The Research Book of the Year 2019 was 

Working Verse in Victorian Scotland: Poetry, Press, Community
by Kirstie Blair

The Shortlistees were:

Working Verse in Victorian Scotland: Poetry, Press, Community
by Kirstie Blair
published by Oxford University Press

This book presents the conclusions of a detailed study of poetry which was written and read widely in Victorian Scotland but which has been largely ignored by literary scholars.  It focusses on working class poetry which was published in the popular press – looking at over 30 widely circulated local newspapers from across Scotland – and assesses its impact on politics and culture. In doing so, it enhances our understanding of the scope and role of Scottish literature during this period. It also underlines the importance of newspapers as a source of information about the cultural changes that took place in Victorian Scotland as a result of industrialisation, and explores the new ways of reading newspapers made possible by digitisation.

The Scottish Clearances: A History of the Dispossessed, 1600-1900

By Thomas Devine
published by Allen Lane a Penguin Books

This book is based on four decades of research into Scottish history, and as such it provides a unique personal perspective as it re-evaluates the story – or stories – of the Clearances. This is an emotive period which still resonates today in Scotland and in the lands where forced and voluntary emigrants made their new homes.  This study skilfully navigates through this complex territory, returning constantly to the evidence – drawn from censuses, estate papers, church and court records, as well as the official reports to Parliament.
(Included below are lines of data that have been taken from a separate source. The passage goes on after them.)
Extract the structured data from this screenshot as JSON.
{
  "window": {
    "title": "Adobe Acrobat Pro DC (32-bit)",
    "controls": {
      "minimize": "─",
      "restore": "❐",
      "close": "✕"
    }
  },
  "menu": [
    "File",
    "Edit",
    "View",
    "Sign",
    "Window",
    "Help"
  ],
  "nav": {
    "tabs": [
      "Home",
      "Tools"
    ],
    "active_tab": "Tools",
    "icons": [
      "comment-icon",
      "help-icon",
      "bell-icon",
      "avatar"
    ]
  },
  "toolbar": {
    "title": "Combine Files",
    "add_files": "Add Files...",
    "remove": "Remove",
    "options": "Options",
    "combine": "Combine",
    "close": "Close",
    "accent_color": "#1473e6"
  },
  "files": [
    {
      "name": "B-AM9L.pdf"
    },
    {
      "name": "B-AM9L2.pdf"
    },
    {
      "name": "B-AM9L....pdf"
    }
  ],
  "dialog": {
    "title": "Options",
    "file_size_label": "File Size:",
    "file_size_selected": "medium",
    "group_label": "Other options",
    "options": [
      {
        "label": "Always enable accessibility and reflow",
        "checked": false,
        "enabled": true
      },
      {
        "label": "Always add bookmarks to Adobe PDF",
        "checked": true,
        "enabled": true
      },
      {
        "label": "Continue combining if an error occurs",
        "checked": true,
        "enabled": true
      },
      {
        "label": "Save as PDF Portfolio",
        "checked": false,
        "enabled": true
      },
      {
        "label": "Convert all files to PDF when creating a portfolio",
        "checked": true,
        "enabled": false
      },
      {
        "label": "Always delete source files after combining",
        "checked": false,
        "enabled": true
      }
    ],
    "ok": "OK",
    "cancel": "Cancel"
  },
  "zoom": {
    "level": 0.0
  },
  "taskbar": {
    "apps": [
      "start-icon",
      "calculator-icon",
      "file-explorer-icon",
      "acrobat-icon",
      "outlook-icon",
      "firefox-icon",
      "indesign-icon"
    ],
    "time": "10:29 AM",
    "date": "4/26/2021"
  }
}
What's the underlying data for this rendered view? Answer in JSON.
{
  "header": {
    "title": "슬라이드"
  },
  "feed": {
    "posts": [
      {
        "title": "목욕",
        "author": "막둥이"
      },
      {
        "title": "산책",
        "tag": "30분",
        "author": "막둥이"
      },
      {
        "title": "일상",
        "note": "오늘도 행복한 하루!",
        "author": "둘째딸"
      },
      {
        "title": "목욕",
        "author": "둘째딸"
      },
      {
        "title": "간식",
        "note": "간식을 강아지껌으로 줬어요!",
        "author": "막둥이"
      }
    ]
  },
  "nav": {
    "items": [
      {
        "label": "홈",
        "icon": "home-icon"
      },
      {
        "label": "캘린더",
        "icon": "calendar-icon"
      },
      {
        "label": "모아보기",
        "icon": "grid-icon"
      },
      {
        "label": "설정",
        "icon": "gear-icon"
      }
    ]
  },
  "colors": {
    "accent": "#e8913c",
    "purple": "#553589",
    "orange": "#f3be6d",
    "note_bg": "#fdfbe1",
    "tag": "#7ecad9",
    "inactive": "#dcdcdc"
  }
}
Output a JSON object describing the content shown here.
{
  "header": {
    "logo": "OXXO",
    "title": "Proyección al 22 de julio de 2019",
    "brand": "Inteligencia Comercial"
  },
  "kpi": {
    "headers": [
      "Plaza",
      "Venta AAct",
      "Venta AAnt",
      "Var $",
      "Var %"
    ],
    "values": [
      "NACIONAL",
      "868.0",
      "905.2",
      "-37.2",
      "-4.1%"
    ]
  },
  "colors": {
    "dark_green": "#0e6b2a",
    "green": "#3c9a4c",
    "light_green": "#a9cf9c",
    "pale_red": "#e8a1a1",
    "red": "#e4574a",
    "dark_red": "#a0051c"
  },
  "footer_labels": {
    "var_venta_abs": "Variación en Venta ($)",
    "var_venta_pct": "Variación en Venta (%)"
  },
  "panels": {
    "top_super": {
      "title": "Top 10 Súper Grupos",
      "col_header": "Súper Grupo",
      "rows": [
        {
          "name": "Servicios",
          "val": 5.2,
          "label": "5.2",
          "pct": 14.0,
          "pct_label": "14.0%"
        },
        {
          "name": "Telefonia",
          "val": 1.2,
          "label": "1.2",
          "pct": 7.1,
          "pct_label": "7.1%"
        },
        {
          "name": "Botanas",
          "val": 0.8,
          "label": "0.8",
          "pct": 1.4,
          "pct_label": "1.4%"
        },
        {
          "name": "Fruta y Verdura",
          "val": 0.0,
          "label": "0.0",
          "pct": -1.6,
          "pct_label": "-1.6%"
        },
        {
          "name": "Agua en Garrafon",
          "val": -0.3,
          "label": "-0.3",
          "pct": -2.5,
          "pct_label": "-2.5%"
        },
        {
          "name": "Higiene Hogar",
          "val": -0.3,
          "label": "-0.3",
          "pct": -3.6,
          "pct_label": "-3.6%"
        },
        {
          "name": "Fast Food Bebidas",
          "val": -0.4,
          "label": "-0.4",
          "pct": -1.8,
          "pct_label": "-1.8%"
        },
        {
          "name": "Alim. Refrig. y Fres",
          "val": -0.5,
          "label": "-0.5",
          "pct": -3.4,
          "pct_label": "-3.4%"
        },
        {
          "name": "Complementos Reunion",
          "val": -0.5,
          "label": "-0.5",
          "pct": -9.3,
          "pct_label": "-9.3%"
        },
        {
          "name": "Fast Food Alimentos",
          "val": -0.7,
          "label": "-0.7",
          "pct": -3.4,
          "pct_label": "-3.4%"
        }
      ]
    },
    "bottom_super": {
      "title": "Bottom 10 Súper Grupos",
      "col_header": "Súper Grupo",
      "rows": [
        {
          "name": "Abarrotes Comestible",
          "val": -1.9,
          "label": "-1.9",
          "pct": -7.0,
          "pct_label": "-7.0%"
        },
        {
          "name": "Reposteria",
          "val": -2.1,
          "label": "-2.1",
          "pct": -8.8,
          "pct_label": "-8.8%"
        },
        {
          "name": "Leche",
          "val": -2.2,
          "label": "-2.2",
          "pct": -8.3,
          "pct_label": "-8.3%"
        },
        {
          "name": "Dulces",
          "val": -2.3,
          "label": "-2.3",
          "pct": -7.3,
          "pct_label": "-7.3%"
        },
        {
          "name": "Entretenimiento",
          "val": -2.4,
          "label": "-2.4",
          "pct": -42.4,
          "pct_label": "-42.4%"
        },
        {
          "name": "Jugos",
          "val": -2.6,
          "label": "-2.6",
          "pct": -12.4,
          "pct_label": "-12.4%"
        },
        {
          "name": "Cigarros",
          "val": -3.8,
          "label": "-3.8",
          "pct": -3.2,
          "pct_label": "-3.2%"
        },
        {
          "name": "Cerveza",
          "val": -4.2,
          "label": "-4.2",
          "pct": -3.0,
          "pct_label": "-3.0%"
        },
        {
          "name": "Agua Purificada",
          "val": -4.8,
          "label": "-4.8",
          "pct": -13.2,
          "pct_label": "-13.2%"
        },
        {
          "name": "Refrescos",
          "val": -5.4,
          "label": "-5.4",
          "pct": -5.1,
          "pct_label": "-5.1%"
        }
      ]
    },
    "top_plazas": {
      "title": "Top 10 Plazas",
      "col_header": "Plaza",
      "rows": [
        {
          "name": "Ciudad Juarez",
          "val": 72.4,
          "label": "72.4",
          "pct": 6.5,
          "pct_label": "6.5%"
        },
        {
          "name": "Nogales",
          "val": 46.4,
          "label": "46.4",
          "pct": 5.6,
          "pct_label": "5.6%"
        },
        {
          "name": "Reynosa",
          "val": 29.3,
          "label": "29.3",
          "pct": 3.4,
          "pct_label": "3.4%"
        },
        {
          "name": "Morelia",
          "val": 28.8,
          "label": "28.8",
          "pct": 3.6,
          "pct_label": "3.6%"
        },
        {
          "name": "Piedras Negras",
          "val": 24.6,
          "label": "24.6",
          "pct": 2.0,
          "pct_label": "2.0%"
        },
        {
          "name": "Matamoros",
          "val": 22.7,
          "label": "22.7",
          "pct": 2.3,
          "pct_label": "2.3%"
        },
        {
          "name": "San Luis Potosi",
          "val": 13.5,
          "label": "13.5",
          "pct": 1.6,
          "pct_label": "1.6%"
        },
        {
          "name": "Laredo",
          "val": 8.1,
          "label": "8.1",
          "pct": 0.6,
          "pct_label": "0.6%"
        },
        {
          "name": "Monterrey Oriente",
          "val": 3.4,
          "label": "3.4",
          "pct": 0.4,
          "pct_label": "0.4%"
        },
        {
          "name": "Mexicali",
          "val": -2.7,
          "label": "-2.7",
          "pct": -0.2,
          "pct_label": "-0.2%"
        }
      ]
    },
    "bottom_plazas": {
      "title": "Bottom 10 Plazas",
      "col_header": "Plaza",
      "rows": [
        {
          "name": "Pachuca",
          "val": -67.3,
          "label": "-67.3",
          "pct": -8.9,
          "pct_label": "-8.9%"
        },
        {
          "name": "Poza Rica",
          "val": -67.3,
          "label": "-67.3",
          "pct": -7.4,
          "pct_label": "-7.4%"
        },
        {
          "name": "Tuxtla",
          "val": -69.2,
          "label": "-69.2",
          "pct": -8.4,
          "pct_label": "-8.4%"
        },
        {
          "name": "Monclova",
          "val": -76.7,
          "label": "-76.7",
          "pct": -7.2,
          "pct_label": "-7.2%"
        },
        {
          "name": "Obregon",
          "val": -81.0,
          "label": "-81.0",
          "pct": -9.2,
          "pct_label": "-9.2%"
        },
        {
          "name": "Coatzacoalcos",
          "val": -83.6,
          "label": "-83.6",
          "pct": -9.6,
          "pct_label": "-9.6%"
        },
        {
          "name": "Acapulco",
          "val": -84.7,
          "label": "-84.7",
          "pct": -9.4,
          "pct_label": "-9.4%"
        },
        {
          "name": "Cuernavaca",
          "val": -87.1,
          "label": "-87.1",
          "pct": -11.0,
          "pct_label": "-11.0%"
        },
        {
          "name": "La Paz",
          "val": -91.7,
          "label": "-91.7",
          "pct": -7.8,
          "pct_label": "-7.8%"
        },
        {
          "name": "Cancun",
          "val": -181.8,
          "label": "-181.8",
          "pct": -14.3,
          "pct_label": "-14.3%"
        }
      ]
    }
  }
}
This work sharpens the focus on Highland clearances through a careful comparative study with similar changes in the Lowlands of Scotland.

Energy at the End of the World: An Orkney Islands Saga

By Laura Watts
published by The MIT Press

This book is an ethnographic study of an emerging industry, charting the rise of renewable energy and particularly marine energy in the Orkney Islands.  Focussing on the people as much as the technology, this study explores the nature of collaboration and community as much as investment and invention. How does a group of islands on the edge function as a more than just a network of companies who have come to test and experiment with generating electricity from the sea? How do the people respond to transformative technological change and how do they navigate the social, economic and political implications?  The answers are sought through observations and exchanges with the people involved and presented in an intertwined narrative which looks at these issues from multiple perspectives.